An aggressive secular orthodoxy has created a cartoon version of the Christian faith said the keynote speaker at the National Prayer Breakfast here June 4.
Bestselling author Eric Metaxas said most Americans "have only seen the phony variety" of Christianity and heard a barrage of negative stories about the faith.
"When I saw the real thing, I had a passion to share it," said the author of 30 children's books, many Veggie Tales episodes, as well as the bestselling biographies William Wilberforce and Dietrich Bonhoeffer.
Metaxas said he had absorbed the secular orthodoxy before God turned his life around during a painful time in his life when he was 25.
Son of a German immigrant mother and Greek immigrant father, he grew up Greek Orthodox and experienced a warm, cultural community, but he did not learn the Christian faith even though he participated as an altar boy.
"Be the time I got to college I was unprepared for the tidal wave of aggressive secularism that came against me," he said.
Soon after arriving at Yale University, he had "drunk the Kool-Aid" of secularism and saw believing in Jesus as Lord as "fine for people in Iowa" but disproven by science.
Sophisticated people did not take the Christian faith seriously, he said. What he had grown up with he now saw as "ridiculous."
But he also found people were not asking the big questions such as 'What is the meaning of life?' either.
"There are no good answers for them if you believe you evolved by accident from the primordial soup," he said. Life has no meaning if one accepts the idea we got here by accident.
According to secularism, your love for your family is a "chemical quirk to perpetuate the species," and "everything else is a miserable construct to protect you from your miserable, purposeless life," he said.
After graduation, he found himself floating around wanting to be a writer, but ending up moving back in with his parents. "My parents forced me to get a job," he said. "All I could do with a Yale English degree was find a job for $11 an hour as a proofreader for Union Carbide."
Metaxas described his experience at Union Carbide as "Gehenna," a name for hell, as an "incredibly boring job" in a "fluorescent room a quarter mile from the nearest window."
But God in his mercy provided a friend in a bright graphics designer who knew the Bible backwards and forwards, he recalled. Though he had been "trained at Yale" to avoid "insane born-again Christians" this friend was an Episcopalian, so he thought he would be safe engaging in the conversation, since he joked Episcopalians don't really believe in all that.
He kept on having conversations with his new friend. "Tell me more," he said. "I was astounded and shocked by what I didn't know."
He was in pain during this period of his life and he at times let out a heartfelt cry to the God he didn't know. God answered his prayer in a dream. "This dream was not something I chose," he said.
God spoke to him in the dream in "a way no one else could have spoken to me" and the next morning, "I woke up a changed person," he said. Before the dream he had come to think that the Christian faith "might be true but no intelligent person can possibly know for sure."
"I woke up and I knew.

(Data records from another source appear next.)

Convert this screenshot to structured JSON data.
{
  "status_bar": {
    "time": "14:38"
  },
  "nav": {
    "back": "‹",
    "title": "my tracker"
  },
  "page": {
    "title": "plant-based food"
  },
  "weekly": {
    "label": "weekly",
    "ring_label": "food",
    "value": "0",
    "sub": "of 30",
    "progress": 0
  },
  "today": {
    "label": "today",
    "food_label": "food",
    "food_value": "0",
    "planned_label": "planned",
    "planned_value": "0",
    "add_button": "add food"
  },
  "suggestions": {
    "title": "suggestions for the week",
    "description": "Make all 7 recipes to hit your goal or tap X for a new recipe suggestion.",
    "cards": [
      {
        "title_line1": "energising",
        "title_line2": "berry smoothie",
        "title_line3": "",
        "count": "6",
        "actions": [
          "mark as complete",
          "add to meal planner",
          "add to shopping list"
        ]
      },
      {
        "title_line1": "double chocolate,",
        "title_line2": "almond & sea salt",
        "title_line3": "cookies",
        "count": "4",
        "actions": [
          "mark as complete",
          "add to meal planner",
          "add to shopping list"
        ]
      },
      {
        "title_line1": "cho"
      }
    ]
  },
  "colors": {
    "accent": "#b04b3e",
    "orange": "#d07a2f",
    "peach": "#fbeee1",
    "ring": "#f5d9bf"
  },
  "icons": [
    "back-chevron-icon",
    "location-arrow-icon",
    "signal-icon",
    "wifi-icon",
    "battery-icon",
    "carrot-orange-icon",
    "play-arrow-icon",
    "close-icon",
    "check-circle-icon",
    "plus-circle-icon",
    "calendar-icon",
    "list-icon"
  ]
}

Now I was one of those boobs I had always made fun of," he said.
He offered his life to God, and since then has had a "strange career" working for Veggie Tales, and writing children's books and biographies.
The summer he came to faith 25 years ago, someone offered him a copy of Bonhoeffer's The Cost of Discipleship. He had never heard of Bonhoeffer's courageous stand against Hitler and his martyrdom in a Nazi concentration camp.
"I was kind of scandalized," he said. "I realized stories like this were hidden from us."
"I grew up in a culture where you don't hear about these positive stories of faith," he said.
Metaxas urged the more than 800 people in attendance to stand up for religious freedom and push against the "imposed state religion" of secular orthodoxy. On issues like abortion and sexuality, that orthodoxy says "shut up and move along" and the "debate is settled."
"Do not accept a cartoon, negative version" of the Christian faith, he said. "Real faith, we call it the Good News. It's meant to be Good News. It's not meant to be oppressive."